You've won a contract, now you have to source a specialist vehicle...
New contract wins can necessitate the use of specialist vehicles and fleet upgrades at short notice.
For many businesses, a new contract win can bring with it a number of requirements, including how to increase the resources necessary to maintain service levels and complete the job.
In several cases, this includes vehicles. Quite often, in industries such as construction, infrastructure and utilities, a basic van is not enough to carry out the job. Many would struggle to operate without the addition of specialist equipment such towbars, racking and even high-visibility chapter 8 livery; the cost of adding could be significant.
Specialist vehicles are integral to many industries in order to meet both project and compliance requirements, which means it is essential that suppliers and the equipment they provide are both reliable and of the highest quality.
Generally, infrastructure and utility businesses have a common requirement for specialist vehicles as they help to satisfy unique user and project requirements and conform to legislation.
Some common requests include beacons, chevrons, tow bars and high-visibility chapter 8 markings on vehicles, which have a specific impact on safety and visibility and are intrinsic to many infrastructure projects involving road or rail works.
Whereas historically, project and fleet managers would be required to enhance existing vehicles by adding the necessary equipment, this can be avoided by utilising vehicles that are ready for immediate use.
Prepared for the unexpected
A common business headache is not having full visibility over what work will need to be done in three or four months’ time; sometimes there can only be one or two weeks’ notice before a project starts. In these circumstances, if a specialist vehicle is required, being able to access one before the launch of the project can be the difference between winning or losing the work, and a quick turnaround and good accessibility is therefore essential.
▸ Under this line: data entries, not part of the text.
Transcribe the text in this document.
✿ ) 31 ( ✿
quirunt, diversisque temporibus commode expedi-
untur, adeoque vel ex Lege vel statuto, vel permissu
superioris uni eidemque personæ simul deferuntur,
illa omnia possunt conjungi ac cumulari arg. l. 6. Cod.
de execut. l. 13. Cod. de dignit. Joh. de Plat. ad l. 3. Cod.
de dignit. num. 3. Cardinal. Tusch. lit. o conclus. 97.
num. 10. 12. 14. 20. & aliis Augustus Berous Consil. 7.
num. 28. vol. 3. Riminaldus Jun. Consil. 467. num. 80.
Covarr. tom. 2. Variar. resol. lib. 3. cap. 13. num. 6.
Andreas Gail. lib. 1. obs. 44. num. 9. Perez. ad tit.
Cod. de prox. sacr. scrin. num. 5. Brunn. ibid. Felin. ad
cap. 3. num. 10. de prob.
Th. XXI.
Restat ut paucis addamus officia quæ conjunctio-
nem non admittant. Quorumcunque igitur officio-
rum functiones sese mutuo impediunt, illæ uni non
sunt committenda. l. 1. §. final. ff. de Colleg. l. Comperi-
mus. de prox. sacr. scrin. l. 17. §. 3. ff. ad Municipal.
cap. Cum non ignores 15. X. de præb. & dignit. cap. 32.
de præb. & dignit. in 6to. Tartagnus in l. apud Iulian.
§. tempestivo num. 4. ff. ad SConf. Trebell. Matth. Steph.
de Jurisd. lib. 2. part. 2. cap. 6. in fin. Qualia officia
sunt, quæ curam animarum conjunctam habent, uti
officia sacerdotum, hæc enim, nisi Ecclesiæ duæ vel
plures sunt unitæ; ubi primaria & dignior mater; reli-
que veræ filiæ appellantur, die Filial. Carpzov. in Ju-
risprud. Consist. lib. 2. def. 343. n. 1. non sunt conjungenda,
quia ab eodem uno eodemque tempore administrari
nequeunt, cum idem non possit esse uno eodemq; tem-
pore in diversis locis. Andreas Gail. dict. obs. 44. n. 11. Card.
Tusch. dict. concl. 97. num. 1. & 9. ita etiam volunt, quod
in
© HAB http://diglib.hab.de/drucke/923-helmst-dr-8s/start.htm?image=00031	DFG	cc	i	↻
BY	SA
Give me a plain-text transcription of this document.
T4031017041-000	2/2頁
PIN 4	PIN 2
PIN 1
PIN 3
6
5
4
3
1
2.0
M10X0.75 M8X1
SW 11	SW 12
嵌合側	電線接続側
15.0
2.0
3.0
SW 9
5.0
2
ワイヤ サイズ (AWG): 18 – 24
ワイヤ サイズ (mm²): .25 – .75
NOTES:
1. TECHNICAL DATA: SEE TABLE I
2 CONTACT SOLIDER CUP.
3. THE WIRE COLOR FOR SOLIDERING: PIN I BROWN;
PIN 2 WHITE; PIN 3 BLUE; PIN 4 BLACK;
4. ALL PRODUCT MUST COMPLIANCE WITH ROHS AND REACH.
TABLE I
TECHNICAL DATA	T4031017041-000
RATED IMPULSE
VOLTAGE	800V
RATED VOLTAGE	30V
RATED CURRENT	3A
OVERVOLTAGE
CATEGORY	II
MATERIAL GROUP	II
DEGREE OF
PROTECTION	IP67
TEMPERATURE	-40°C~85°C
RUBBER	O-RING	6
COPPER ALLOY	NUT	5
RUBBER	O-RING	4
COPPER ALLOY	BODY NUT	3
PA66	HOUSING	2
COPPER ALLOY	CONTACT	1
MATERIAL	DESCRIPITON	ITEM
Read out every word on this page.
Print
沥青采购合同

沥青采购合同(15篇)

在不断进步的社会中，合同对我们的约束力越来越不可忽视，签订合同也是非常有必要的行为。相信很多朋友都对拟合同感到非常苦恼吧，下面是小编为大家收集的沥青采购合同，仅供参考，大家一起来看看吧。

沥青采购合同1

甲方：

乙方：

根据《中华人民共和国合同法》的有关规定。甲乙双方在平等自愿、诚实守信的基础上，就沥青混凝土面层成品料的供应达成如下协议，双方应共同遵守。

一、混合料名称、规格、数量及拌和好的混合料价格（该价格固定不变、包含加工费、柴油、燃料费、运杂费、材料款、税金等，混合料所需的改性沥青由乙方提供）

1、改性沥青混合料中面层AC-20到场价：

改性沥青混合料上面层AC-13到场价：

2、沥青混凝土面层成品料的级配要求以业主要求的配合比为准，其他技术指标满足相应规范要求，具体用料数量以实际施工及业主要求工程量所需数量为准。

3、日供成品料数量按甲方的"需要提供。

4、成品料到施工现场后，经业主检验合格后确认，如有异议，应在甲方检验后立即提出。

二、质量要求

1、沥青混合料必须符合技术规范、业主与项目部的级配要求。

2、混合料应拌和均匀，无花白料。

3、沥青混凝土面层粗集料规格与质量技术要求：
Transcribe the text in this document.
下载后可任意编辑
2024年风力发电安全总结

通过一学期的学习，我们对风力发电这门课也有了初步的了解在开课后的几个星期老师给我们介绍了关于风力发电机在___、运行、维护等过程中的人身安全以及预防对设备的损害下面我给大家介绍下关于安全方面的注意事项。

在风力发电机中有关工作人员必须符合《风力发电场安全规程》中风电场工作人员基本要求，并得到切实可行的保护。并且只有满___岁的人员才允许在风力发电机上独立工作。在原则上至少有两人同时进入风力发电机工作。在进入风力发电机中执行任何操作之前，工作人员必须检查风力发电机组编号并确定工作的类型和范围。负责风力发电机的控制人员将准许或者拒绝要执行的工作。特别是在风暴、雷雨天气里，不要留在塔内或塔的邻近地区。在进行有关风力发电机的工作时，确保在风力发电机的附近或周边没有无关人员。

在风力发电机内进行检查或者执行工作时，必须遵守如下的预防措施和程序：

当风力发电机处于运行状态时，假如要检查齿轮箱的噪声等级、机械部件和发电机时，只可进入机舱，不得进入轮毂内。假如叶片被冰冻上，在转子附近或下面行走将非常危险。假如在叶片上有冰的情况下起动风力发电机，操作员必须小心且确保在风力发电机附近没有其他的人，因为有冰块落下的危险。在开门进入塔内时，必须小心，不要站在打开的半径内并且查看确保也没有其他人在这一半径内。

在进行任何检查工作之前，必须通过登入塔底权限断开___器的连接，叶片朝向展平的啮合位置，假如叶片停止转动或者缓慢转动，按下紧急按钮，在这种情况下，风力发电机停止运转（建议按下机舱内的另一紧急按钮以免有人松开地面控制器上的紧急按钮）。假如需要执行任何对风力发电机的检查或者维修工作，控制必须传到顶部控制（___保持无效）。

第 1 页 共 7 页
Time is often of the essence with such projects; customers working on a motorway site may require a quick turnaround for a vehicle built to comply with strict safety legislation at short notice due to a new contract win or an additional task being added to a project.
Purchasing a new vehicle with all of the additional equipment or livery required is likely not achievable within such a short timeframe. Ensuring the vehicle meets legislative requirements – particularly if work is being carried out in a high-risk area where strict codes are in place – and guaranteeing safety and conformity with the law can also be time-consuming and an additional hassle for a business looking to add to their fleet.
Often, in this case, project or fleet managers turn to a medium-term lease or van hire of the desired vehicle with the right specifications. From a commercial perspective, this removes a significant amount of the capital outlay that would be required if the vehicle in question was to be bought. It eliminates the problem of depreciation and the hassle of end of life disposal, which is another major consequence of owning a vehicle.
Businesses that historically purchase their vehicles are often faced with financial and operational challenges when they need to upscale their fleet to meet the requirements of certain projects, which is certainly not sustainable or cost-effective in the long run when the cost of carrying out the augmentations is factored against the value of the work itself.
Daily hire companies would not support vehicle requirements for specialist equipment, while contract hire can often involve a three- to four-year agreement that provides questionable value when additions and upgrades are only required for a small proportion of that time.
With long-term, flexible vehicle rental, the opposite applies, with customers able to take the vehicles they need to help meet project and legislative requirements, and upscale where necessary, with no need for substantial outlay.
Ultimately, every company is concerned about its bottom line, regardless of its size. The bigger the company is, the more vehicles it generally needs, and so the cost is multiplied.
At the other end of the spectrum, a small business will be keeping close tabs on any and all outlay, so opportunities to minimise this must be taken advantage of.
Time is money in business, and if it is possible to eliminate the need for the procurement team to spend time and money arranging vehicle upgrades, then a company will take advantage of that opportunity.
In an ideal world, organisations would not need to turn down valuable work; having the option to access bespoke vehicles needed to carry out this work, at short notice, from a convenient location, without significant outlay, helps to provide this solution comprehensively.